What about using the ratios of isopropylphenol to phenol for BPA and p-cresol to phenol for BPF as a way to sort it out?
Thank you for your reply!

Unfortunately I cannot be sure that there is no residue of BPA in the BPF reference samples.

The fragments elute one after the other. With such samples, I always have two large peaks that I can identify as bisphenol F and then one with a mass spectrum like bisphenol A. I am not sure whether this is actually a mixture of BPF and BPA or just BPF with a fragment that only looks like BPA.

The decomposition temperature of BPA and BPA is very similar, so I can not separate the bisphenols with pyrolysis GCMS.

Best regards
Hi Isabela, Great post. We are currently working on applications in this area. We are using a Frontier lab Pyrolyzer Scion 456 GC and a Scion Single quad mass spectrometer for this application. Could you please reach out using sunny.singh@scioninstruments.com. We might be able to help.
I guess I'm not clear on what you're saying. Is your end goal polymer identification? It might be helpful if you could explain in more detail, what you're trying to accomplish in your measurement.

When you use the term "fragment" in the context of pyrolysis sampling, it could mean how the polymer breaks apart upon intense thermal degradation. In mass spectrometric terms, it means those mass fragments that result because of the sampling introduction into the source of the detector.

If you are analyzing BPA-based polymers, thermal degradation should result in a lot of isopropylphenol and phenol (relatively much smaller amounts of methylphenol). If it is a BPF-based polymer, thermal degradation will result in a lot of phenol and methylphenol (very little isopropylphenol). I believe that Acetone is used to make the bridging carbon between the phenol rings in bisphenolA. That's why it's an "A". Formaldehyde is used to make the bridging carbon in bisphenolF. That's why it's an "F". It is not inconceivable that you might have some residual formaldehyde or acetone in either process and end up with a little bit of one or the other in every sample.

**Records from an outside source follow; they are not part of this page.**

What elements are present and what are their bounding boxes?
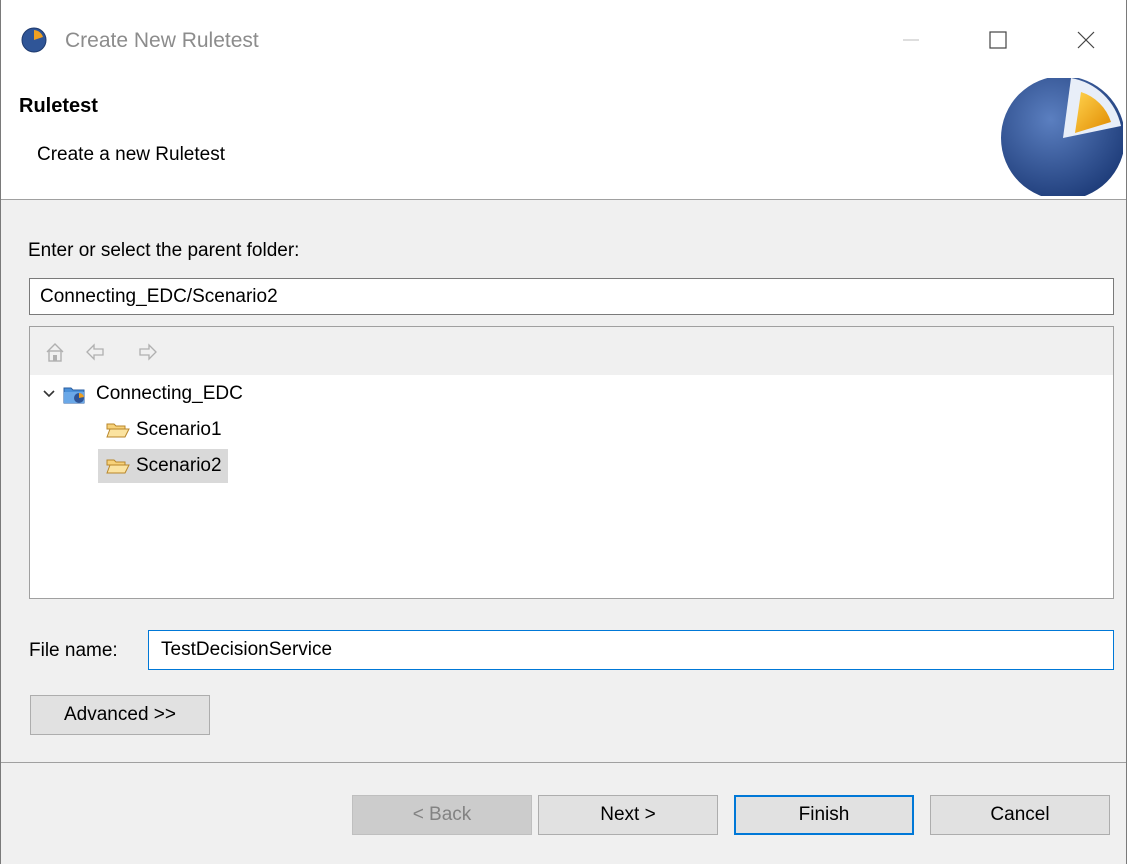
maximize-button[interactable]	[968, 14, 1028, 66]
back-button[interactable]: < Back	[352, 795, 532, 835]
maximize-icon	[989, 31, 1007, 49]
minimize-icon	[903, 39, 919, 41]
tree-item-label: Connecting_EDC	[96, 383, 243, 404]
project-icon	[63, 387, 85, 404]
tree-item-connecting-edc[interactable]: Connecting_EDC	[42, 377, 243, 411]
close-button[interactable]	[1056, 14, 1116, 66]
tree-item-scenario1[interactable]: Scenario1	[102, 413, 226, 447]
file-name-input[interactable]	[148, 630, 1114, 670]
page-description: Create a new Ruletest	[37, 144, 225, 165]
parent-folder-label: Enter or select the parent folder:	[28, 240, 300, 261]
home-icon[interactable]	[44, 341, 66, 363]
folder-tree[interactable]: Connecting_EDC Scenario1 Scenario2	[29, 326, 1114, 599]
tree-item-scenario2[interactable]: Scenario2	[98, 449, 228, 483]
folder-icon	[106, 423, 130, 438]
parent-folder-input[interactable]	[29, 278, 1114, 315]
wizard-header: Ruletest Create a new Ruletest	[1, 78, 1126, 200]
back-arrow-icon[interactable]	[84, 341, 106, 363]
cancel-button[interactable]: Cancel	[930, 795, 1110, 835]
title-bar[interactable]: Create New Ruletest	[1, 0, 1126, 78]
folder-icon	[106, 459, 130, 474]
footer-divider	[1, 762, 1126, 763]
advanced-button[interactable]: Advanced >>	[30, 695, 210, 735]
next-button[interactable]: Next >	[538, 795, 718, 835]
minimize-button[interactable]	[881, 14, 941, 66]
chevron-down-icon[interactable]	[42, 387, 56, 401]
tree-toolbar	[30, 327, 1113, 375]
wizard-logo-icon	[1001, 78, 1123, 196]
page-title: Ruletest	[19, 95, 98, 117]
create-ruletest-dialog: Create New Ruletest Ruletest Create a ne…	[0, 0, 1127, 864]
close-icon	[1077, 31, 1095, 49]
forward-arrow-icon[interactable]	[137, 341, 159, 363]
file-name-label: File name:	[29, 640, 118, 661]
finish-button[interactable]: Finish	[734, 795, 914, 835]
app-logo-icon	[21, 27, 47, 53]
window-title: Create New Ruletest	[65, 29, 259, 52]
tree-item-label: Scenario1	[136, 419, 222, 440]
tree-item-label: Scenario2	[136, 455, 222, 476]
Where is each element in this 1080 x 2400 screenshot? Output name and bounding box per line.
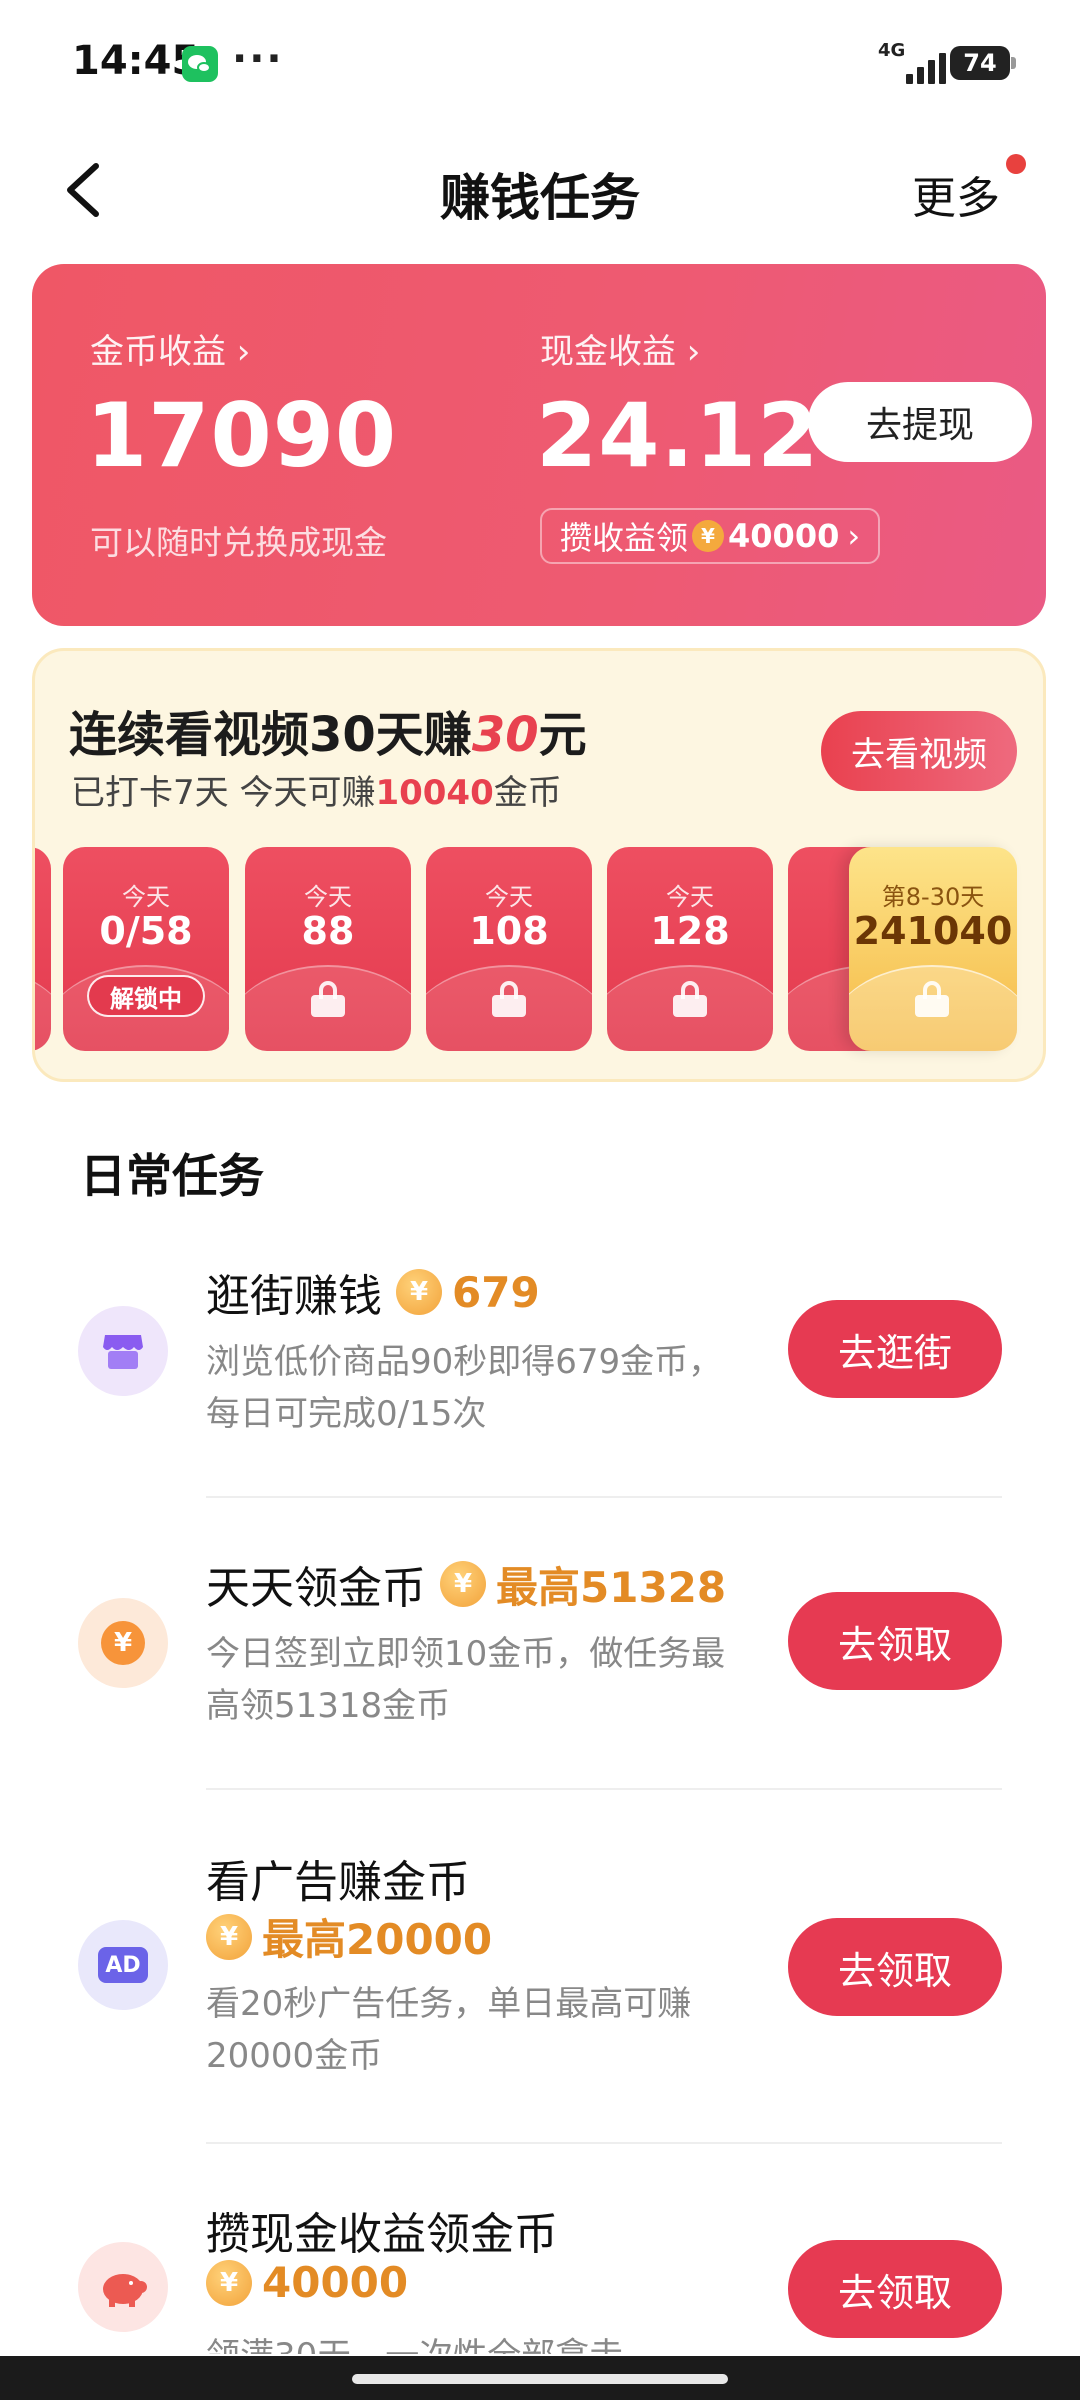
- shop-icon: [78, 1306, 168, 1396]
- daily-tasks-title: 日常任务: [80, 1149, 264, 1203]
- task-name: 攒现金收益领金币: [206, 2209, 558, 2260]
- task-description: 今日签到立即领10金币，做任务最高领51318金币: [206, 1634, 726, 1726]
- lock-icon: [915, 981, 949, 1017]
- task-reward-row: ¥ 最高20000: [192, 1906, 492, 1967]
- day-card-previous: [35, 847, 51, 1051]
- lock-icon: [492, 981, 526, 1017]
- claim-savings-button[interactable]: 去领取: [788, 2240, 1002, 2338]
- ad-icon: AD: [78, 1920, 168, 2010]
- home-indicator[interactable]: [352, 2374, 728, 2384]
- coin-icon: ¥: [692, 520, 725, 552]
- more-button[interactable]: 更多: [912, 162, 1000, 226]
- task-name: 逛街赚钱 ¥679: [206, 1267, 540, 1323]
- status-bar: 14:45 ··· 4G 74: [0, 0, 1080, 130]
- notification-dot: [1006, 154, 1026, 174]
- task-reward: 40000: [262, 2258, 409, 2307]
- divider: [206, 2142, 1002, 2144]
- claim-ad-coins-button[interactable]: 去领取: [788, 1918, 1002, 2016]
- day-card: 今天 88: [245, 847, 411, 1051]
- savings-bonus-link[interactable]: 攒收益领 ¥ 40000 ›: [540, 508, 881, 564]
- task-name: 天天领金币 ¥ 最高51328: [206, 1552, 726, 1616]
- yen-coin-icon: ¥: [78, 1598, 168, 1688]
- cash-earnings-link[interactable]: 现金收益 ›: [540, 324, 700, 373]
- network-type: 4G: [878, 40, 906, 61]
- bonus-amount: 40000: [728, 517, 840, 555]
- divider: [206, 1788, 1002, 1790]
- coin-earnings-hint: 可以随时兑换成现金: [90, 523, 387, 562]
- task-name: 看广告赚金币: [206, 1857, 470, 1908]
- video-streak-title: 连续看视频30天赚30元: [69, 707, 587, 763]
- coin-icon: ¥: [206, 1913, 252, 1960]
- day-card: 今天 128: [607, 847, 773, 1051]
- lock-icon: [673, 981, 707, 1017]
- video-streak-subtitle: 已打卡7天 今天可赚10040金币: [71, 773, 562, 813]
- more-notifications-icon: ···: [232, 36, 284, 82]
- coin-earnings-link[interactable]: 金币收益 ›: [90, 324, 250, 373]
- claim-daily-coins-button[interactable]: 去领取: [788, 1592, 1002, 1690]
- watch-video-button[interactable]: 去看视频: [821, 711, 1017, 791]
- coin-earnings-value: 17090: [86, 384, 398, 487]
- task-description: 看20秒广告任务，单日最高可赚20000金币: [206, 1984, 692, 2076]
- coin-icon: ¥: [440, 1561, 486, 1607]
- cash-earnings-value: 24.12: [536, 384, 820, 487]
- day-card: 今天 108: [426, 847, 592, 1051]
- divider: [206, 1496, 1002, 1498]
- coin-icon: ¥: [396, 1269, 442, 1315]
- coin-icon: ¥: [206, 2259, 252, 2306]
- withdraw-button[interactable]: 去提现: [808, 382, 1032, 462]
- go-shopping-button[interactable]: 去逛街: [788, 1300, 1002, 1398]
- battery-icon: 74: [950, 46, 1016, 80]
- earnings-card: 金币收益 › 17090 可以随时兑换成现金 现金收益 › 24.12 去提现 …: [32, 264, 1046, 626]
- signal-icon: 4G: [878, 40, 950, 84]
- task-description: 领满30天，一次性全部拿走: [206, 2330, 746, 2354]
- piggy-bank-icon: [78, 2242, 168, 2332]
- lock-icon: [311, 981, 345, 1017]
- task-reward: 679: [452, 1267, 540, 1317]
- task-description: 浏览低价商品90秒即得679金币，每日可完成0/15次: [206, 1342, 723, 1434]
- final-reward-card: 第8-30天 241040: [849, 847, 1017, 1051]
- task-reward: 最高20000: [262, 1915, 493, 1964]
- task-reward-row: ¥40000: [192, 2258, 408, 2307]
- day-card-current[interactable]: 今天 0/58 解锁中: [63, 847, 229, 1051]
- video-streak-card: 连续看视频30天赚30元 已打卡7天 今天可赚10040金币 去看视频 今天 0…: [32, 648, 1046, 1082]
- bonus-prefix: 攒收益领: [560, 519, 689, 557]
- task-reward: 最高51328: [496, 1562, 727, 1612]
- unlocking-badge: 解锁中: [87, 975, 205, 1017]
- status-time: 14:45: [72, 38, 200, 84]
- wechat-icon: [182, 46, 218, 82]
- chevron-right-icon: ›: [847, 517, 861, 555]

I doubt there's a purely BPA or BPF polymer that you can find, anywhere.

Under pyrolysis conditions, you should be able to use the relative amounts of isopropylphenol, phenol, and methylphenol to sort out if the polymer is F-based or A-based. One or the other pair will predominate in your pyrolysis GCMS traces.

It would be a good trick to make bisphenol-A from bisphenol-F. BPF is a simpler molecule. Is there a way to make BPF from BPA? Perhaps but it seems highly unlikely. Knowing the structures of these epoxy polymers, I just can't see a good synthetic reason for why the methyl groups would leave preferentially and be substituted by hydrogen atoms.

The mass spectra of BPA and BPF are clearly different from each other. Even if they coelute, you should be able to sort your TIC by 107, 183, and 200 for BPF and 119, 223, 228 for BPA and tell the difference. 228-213 = 15 (loss of a methyl group). Phenols typically give great molecular ions in the mass spectrometric detector.
I identify unknown polymer samples with pyrolysis GCMS. Most of the samples are polyurethane but sometimes I get also epoxy resin and I don’t have much experience with those samples.

I have a few reference samples with Bisphenol A and Bisphenol F. The Bisphenol A samples are easy to identify by comparing them with reference samples.

The problem is for me to identify the samples with bisphenol F. According to the description, the references should contain only bisphenol F. Nevertheless, the results of thermal degradation (pyrolysis 600°C) indicate both phenols (A and F). They are 2,4'-isopropylidenediphenol (m / z 119, 213, 228), methylenediphenol (m / z 107, 200, 202) phenol, isopropylphenol and methylphenol.

I suspected that Bisphenol A was accidentally mixed into the Bisphenol F references or that I was misinterpreting the results.

You are probably right and there are always residue of bisphenol A in the bisphenol F samples.

Thanks for the discussion and tips! It was very helpful!